Прославленный полководец Азиатик уже стоял перед императором, ожидая допроса. Подстриженные в кружок волосы известного сибарита были завиты по последней моде, шерстяной плащ тонкого сукна спускался до самого пола, не скрывая пустой чехол от кинжала, который преторианцы отобрали при входе во дворец. Но, несмотря на это, держался задержанный храбро и виновным себя не признавал.
– В чем меня обвиняют? – спросил бравый вояка, устремив прямой взгляд на цезаря.
– В развращении воинов, кои, получая от тебя деньги, превращались в толпу разнузданных негодяев, – начал от дверей перечислять Сосибий. – Затем в прелюбодейной связи с Поппеей и, наконец, в недостойном мужчины разврате.

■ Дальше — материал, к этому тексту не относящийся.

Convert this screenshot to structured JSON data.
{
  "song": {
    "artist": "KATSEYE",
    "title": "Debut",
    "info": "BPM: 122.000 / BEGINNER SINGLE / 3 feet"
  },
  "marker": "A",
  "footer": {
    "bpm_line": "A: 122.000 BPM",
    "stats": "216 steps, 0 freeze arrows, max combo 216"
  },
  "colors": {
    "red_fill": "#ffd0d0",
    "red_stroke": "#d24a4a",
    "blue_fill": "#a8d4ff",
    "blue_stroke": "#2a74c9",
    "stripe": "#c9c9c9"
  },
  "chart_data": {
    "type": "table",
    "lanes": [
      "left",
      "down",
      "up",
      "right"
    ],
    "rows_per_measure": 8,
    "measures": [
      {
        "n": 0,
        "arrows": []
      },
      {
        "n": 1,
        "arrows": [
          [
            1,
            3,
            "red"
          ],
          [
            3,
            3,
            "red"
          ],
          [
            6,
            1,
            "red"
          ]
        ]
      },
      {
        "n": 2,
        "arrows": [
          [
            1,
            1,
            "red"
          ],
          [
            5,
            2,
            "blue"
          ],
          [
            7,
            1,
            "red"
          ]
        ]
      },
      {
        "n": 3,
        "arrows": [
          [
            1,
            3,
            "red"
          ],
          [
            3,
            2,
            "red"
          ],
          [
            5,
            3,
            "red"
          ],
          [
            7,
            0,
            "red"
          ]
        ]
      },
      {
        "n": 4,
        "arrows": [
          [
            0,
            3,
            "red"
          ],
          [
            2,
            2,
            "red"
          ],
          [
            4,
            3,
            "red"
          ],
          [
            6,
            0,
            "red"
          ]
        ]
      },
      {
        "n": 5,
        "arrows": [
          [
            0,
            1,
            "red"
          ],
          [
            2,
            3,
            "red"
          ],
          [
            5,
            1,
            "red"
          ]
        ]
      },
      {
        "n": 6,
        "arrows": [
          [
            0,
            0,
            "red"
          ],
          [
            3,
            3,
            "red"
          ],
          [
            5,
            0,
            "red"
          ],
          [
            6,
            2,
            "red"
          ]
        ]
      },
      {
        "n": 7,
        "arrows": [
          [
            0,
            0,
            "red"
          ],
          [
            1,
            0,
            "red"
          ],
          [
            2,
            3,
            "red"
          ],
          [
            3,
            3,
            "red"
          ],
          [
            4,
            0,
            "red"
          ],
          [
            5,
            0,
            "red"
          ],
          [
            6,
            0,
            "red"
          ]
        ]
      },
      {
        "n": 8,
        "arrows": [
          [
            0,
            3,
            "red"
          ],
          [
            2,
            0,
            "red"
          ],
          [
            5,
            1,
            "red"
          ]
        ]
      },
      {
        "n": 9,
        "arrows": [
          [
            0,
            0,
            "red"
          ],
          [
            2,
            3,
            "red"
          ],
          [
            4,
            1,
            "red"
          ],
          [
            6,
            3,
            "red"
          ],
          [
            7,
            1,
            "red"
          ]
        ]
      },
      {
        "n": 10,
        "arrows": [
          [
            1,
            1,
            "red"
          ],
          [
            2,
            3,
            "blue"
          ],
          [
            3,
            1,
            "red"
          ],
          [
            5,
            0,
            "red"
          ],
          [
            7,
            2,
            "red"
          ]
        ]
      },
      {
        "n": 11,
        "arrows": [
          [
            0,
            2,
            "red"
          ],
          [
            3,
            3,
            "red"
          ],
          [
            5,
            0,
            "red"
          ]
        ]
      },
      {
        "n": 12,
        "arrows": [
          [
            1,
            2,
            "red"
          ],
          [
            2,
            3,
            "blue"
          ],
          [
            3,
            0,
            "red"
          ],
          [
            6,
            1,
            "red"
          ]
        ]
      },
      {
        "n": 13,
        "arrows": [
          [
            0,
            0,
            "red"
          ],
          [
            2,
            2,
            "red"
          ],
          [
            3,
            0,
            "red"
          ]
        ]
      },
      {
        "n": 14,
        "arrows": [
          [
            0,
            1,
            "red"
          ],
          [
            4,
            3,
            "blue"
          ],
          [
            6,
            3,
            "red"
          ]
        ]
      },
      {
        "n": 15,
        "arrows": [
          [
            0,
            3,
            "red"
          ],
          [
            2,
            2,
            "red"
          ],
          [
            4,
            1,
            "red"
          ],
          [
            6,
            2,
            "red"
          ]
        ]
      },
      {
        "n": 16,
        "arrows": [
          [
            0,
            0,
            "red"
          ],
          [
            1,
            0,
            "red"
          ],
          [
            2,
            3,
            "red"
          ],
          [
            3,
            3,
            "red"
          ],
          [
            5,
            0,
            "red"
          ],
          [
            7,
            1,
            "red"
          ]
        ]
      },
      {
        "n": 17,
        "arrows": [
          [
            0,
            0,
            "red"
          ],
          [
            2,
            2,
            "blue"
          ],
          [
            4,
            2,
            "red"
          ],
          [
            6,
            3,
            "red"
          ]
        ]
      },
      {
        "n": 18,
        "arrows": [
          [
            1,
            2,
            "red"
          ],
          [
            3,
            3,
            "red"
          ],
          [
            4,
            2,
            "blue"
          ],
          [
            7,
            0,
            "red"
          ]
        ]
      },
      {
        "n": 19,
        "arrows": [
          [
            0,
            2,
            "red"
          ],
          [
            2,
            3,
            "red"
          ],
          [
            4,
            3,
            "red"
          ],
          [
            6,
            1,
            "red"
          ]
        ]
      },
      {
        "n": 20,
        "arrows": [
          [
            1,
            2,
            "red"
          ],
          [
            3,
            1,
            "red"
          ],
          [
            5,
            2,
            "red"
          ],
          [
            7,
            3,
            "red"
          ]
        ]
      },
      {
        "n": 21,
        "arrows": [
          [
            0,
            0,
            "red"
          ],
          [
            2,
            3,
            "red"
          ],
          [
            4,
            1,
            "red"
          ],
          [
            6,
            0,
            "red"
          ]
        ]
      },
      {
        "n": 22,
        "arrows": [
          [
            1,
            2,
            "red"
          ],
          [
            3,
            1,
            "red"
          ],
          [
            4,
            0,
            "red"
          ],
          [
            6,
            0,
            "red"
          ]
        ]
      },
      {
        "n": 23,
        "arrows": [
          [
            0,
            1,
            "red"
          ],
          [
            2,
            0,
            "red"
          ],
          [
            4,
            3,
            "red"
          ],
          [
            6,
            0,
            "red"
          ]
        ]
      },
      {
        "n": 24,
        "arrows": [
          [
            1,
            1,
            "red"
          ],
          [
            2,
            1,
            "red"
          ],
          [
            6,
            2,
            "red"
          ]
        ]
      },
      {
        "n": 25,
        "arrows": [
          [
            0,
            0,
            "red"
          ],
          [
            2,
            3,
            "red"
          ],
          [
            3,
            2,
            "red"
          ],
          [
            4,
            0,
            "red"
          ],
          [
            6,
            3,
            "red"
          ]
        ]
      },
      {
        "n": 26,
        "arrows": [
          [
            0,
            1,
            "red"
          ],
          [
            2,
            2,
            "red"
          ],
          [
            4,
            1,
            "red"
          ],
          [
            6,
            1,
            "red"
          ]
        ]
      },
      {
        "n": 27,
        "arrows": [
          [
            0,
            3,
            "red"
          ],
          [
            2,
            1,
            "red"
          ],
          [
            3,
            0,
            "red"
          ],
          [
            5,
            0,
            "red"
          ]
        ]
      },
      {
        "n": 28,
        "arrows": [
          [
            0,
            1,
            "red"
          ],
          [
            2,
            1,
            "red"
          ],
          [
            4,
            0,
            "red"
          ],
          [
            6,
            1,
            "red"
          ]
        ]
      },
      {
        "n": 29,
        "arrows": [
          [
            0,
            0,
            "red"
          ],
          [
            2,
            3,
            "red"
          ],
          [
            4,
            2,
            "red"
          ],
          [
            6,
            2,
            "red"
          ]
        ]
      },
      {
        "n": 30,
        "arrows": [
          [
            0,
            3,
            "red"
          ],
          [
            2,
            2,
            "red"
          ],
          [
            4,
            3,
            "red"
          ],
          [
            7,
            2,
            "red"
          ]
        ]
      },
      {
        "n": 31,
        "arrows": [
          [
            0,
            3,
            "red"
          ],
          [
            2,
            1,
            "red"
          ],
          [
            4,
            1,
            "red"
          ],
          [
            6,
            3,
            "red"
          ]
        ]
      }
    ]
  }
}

Обвинения были столь смехотворные, что в них усомнился даже Клавдий. Он обернулся на троне и, неуверенно глядя на Мессалину, прошептал:
– М-может, нам о-о-оправдать Азиатика?
– О да, конечно, мой государь! Непременно оправдать! – подхватила Мессалина и, обольстительно улыбнувшись повеселевшему мужу, вышла из покоев для того, чтобы через минуту привести с собой лучшего друга подсудимого, Виттелия, пожелавшего выступить с оправдательной речью.
– Ни в коем случае не дай подсудимому ускользнуть, – поучала Мессалина дорогой. – Ты, Виттелий, меня знаешь – я щедра в милости и страшна в гневе!